Although polls suggest that Brexit is the most important issue for voters overall, the NHS is a more important issue for Labour voters. The latest evidence of strain on the health service comes as Boris Johnson faces criticism for his response to flooding in South Yorkshire, where hundreds of people have had to leave their homes.

Mr Johnson was heckled on Thursday during a visit to a school in Somerset and he cancelled a planned visit to a bakery near Glastonbury where protesters had gathered.

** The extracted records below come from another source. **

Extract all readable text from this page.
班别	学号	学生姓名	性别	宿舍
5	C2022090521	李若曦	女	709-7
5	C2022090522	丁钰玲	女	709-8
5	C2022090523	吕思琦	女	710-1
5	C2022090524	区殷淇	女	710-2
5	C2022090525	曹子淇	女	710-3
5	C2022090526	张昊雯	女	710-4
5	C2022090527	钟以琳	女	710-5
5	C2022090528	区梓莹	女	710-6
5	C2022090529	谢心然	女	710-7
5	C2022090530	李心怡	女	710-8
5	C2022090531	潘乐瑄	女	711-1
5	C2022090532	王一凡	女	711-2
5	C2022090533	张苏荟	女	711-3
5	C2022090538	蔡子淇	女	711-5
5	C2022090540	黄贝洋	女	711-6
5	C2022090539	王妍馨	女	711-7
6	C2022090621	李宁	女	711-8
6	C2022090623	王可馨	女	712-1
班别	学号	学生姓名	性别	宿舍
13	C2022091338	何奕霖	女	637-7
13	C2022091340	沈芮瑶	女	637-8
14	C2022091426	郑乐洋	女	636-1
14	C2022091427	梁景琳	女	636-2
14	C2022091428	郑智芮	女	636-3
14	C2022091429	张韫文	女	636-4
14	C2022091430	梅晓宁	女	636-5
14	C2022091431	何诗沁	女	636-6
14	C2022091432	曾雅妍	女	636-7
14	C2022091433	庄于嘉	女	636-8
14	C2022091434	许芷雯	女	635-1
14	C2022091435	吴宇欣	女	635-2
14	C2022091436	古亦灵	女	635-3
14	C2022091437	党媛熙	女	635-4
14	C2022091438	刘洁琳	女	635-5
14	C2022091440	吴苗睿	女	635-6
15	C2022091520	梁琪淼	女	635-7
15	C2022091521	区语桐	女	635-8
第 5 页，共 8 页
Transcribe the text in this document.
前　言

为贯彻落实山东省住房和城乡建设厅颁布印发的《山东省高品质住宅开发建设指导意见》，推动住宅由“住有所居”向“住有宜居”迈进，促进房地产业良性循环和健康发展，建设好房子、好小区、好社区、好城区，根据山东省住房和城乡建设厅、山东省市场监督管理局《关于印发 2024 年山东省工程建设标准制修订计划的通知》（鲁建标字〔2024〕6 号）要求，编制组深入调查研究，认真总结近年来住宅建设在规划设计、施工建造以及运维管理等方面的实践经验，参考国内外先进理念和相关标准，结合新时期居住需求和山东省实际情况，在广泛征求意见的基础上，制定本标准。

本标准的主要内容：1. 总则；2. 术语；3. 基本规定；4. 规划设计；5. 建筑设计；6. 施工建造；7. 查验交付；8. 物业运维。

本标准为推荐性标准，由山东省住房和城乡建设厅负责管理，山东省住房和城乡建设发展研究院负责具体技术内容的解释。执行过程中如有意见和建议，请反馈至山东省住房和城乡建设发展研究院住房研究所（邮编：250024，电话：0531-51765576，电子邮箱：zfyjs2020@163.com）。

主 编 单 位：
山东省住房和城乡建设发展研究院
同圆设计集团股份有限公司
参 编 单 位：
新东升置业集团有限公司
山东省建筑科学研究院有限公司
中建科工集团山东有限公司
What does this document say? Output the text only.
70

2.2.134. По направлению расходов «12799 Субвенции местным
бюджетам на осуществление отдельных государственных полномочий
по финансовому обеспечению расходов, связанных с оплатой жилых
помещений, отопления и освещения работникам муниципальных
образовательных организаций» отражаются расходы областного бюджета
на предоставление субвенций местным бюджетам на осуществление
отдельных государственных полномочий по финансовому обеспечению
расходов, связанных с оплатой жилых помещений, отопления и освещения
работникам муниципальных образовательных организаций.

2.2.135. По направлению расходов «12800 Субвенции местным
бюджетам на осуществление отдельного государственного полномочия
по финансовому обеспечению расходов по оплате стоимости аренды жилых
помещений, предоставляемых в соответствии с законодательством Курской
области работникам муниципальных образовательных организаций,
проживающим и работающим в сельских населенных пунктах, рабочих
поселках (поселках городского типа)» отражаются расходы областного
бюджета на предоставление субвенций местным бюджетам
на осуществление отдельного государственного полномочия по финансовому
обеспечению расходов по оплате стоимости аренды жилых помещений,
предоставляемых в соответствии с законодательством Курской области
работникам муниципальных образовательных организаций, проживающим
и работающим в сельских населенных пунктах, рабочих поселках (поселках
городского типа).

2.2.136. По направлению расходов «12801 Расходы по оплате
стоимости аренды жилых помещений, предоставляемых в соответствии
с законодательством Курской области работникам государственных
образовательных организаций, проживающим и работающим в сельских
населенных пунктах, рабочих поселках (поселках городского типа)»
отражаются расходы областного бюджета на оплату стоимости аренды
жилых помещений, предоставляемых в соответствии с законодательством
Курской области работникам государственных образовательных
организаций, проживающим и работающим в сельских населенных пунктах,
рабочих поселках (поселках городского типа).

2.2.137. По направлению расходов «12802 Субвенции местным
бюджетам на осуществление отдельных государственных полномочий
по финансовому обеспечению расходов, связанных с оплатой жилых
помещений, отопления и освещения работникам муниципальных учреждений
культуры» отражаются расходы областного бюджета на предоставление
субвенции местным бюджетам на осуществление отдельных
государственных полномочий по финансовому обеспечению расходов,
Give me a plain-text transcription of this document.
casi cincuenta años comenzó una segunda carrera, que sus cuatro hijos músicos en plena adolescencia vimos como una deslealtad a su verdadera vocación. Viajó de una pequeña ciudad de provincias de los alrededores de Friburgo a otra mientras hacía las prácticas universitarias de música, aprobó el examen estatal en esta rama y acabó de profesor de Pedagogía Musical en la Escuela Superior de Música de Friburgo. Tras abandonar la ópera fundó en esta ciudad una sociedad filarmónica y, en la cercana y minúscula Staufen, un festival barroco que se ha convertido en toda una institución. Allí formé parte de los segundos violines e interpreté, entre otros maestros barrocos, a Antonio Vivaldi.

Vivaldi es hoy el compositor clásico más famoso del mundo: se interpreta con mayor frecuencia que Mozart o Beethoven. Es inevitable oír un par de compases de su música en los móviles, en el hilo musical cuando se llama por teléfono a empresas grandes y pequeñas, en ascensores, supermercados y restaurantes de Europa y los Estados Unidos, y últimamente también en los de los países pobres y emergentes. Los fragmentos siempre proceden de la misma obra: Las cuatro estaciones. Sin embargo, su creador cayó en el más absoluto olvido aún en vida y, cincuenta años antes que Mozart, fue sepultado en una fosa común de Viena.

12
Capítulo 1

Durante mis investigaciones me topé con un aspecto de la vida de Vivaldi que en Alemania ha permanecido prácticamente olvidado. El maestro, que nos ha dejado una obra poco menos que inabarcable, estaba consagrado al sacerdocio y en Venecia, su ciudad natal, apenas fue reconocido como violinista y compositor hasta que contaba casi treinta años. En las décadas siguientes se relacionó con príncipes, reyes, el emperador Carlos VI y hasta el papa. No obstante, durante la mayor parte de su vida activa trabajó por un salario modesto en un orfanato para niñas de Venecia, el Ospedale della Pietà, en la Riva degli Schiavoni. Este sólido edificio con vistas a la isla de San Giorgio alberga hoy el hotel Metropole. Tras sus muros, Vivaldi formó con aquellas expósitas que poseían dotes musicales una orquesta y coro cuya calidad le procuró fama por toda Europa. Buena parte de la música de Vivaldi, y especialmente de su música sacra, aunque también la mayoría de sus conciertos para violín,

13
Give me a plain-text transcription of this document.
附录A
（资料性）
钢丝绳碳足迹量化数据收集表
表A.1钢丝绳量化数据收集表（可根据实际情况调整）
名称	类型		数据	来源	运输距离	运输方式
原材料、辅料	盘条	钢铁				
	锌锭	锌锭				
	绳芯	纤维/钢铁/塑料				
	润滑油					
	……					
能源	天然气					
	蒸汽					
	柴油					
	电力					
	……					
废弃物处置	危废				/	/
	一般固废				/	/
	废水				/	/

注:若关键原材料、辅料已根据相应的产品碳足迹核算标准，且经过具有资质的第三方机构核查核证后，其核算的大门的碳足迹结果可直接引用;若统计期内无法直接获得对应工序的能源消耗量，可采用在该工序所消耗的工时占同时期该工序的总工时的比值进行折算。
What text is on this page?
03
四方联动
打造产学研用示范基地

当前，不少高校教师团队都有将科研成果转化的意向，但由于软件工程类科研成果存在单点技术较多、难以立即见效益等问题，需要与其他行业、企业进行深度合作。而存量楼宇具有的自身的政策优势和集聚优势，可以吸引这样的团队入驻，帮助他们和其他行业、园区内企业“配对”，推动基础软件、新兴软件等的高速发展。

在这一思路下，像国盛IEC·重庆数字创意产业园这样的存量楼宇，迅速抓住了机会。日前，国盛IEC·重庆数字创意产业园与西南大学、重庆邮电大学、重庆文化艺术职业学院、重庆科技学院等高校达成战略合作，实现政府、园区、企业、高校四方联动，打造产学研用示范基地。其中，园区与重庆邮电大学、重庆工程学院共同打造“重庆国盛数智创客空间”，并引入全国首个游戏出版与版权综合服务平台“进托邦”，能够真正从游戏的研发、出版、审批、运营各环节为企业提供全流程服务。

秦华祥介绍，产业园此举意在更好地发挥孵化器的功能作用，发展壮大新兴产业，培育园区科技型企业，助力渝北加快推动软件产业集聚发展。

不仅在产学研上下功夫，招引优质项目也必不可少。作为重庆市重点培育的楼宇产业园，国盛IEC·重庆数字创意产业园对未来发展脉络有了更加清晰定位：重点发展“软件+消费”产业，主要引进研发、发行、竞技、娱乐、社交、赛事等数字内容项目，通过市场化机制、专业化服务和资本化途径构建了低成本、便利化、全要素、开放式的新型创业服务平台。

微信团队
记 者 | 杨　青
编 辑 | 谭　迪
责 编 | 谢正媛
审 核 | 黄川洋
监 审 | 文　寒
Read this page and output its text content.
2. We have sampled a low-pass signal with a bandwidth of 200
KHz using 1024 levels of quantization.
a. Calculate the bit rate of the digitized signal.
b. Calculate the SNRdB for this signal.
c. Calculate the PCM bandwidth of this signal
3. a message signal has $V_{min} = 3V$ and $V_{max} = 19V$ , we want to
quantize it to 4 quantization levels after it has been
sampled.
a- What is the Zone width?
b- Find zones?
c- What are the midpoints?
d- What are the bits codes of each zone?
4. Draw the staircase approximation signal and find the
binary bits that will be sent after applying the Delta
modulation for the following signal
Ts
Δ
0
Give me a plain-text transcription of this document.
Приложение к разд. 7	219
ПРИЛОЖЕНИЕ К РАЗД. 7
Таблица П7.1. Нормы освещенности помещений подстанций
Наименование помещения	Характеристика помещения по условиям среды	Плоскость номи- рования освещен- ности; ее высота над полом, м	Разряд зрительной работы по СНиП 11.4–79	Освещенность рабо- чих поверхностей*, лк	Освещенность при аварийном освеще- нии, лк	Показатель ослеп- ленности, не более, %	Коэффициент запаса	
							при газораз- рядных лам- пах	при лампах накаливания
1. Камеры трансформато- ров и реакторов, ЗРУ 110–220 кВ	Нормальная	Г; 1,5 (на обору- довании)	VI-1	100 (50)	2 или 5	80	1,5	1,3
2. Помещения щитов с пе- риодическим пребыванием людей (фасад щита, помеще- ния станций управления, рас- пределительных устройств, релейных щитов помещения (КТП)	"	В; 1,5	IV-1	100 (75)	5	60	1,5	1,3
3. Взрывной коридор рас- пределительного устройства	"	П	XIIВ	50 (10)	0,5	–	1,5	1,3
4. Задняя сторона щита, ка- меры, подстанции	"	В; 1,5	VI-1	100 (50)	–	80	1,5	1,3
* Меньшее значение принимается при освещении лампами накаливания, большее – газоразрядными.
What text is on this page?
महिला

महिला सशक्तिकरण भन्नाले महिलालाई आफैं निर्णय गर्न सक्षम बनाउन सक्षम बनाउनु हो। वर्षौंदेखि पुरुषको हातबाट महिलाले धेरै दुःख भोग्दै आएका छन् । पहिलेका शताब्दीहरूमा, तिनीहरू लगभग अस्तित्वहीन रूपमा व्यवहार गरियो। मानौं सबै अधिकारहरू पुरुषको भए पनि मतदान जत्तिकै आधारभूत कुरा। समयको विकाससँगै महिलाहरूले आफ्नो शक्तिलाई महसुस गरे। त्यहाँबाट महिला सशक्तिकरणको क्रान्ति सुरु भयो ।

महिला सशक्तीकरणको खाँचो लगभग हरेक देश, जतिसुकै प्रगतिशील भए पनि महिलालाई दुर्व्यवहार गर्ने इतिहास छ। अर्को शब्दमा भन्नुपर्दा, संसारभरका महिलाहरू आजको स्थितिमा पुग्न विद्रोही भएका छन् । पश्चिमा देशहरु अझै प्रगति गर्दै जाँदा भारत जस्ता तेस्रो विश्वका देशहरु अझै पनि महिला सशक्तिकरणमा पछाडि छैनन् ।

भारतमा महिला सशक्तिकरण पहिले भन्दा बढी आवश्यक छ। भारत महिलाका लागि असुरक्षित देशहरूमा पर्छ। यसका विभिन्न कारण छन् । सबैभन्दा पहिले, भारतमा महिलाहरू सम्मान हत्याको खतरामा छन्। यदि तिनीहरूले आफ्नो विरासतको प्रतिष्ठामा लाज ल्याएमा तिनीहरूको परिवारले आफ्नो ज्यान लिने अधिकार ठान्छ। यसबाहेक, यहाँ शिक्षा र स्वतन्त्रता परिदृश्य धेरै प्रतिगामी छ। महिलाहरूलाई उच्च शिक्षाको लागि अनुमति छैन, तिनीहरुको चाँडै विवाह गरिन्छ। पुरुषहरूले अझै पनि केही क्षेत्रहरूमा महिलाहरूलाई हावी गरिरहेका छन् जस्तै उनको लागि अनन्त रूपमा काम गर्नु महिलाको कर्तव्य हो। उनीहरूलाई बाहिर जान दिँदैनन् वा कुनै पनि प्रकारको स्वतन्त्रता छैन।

Nigel Farage has threatened to report the Conservatives to the police, claiming that Downing Street offered jobs and peerages to Brexit Party candidates who agreed to withdraw from the election. Mr Farage agreed this week to stand down his party's candidates in 317 seats won by the Conservatives in 2019 but he is standing candidates in Labour-held seats the Tories are targeting.

‘Police investigations’

“There are lots of peerages being offered. This is full-on Venezuelan style corruption. Today has been an industrial scale attempt to stop free and open politics happening in our country. Number 10 has been directly involved and many thousands of activists all over the country in a concerted way. Some of the phone calls are nice, some are less than nice,” he said.

“I expect there will be police investigations into what has gone on here. The offer of peerages for material return is clearly an offence. And I think this may unravel over the next couple of days.”

Downing Street denied making any such offer and three Brexit Party candidates who withdrew just before nominations closed on Thursday said they had not been offered peerages. Rupert Lowe, who withdrew as a candidate in Dudley North, one of Britain's tightest marginal seats, said he feared he would split the pro-Brexit vote.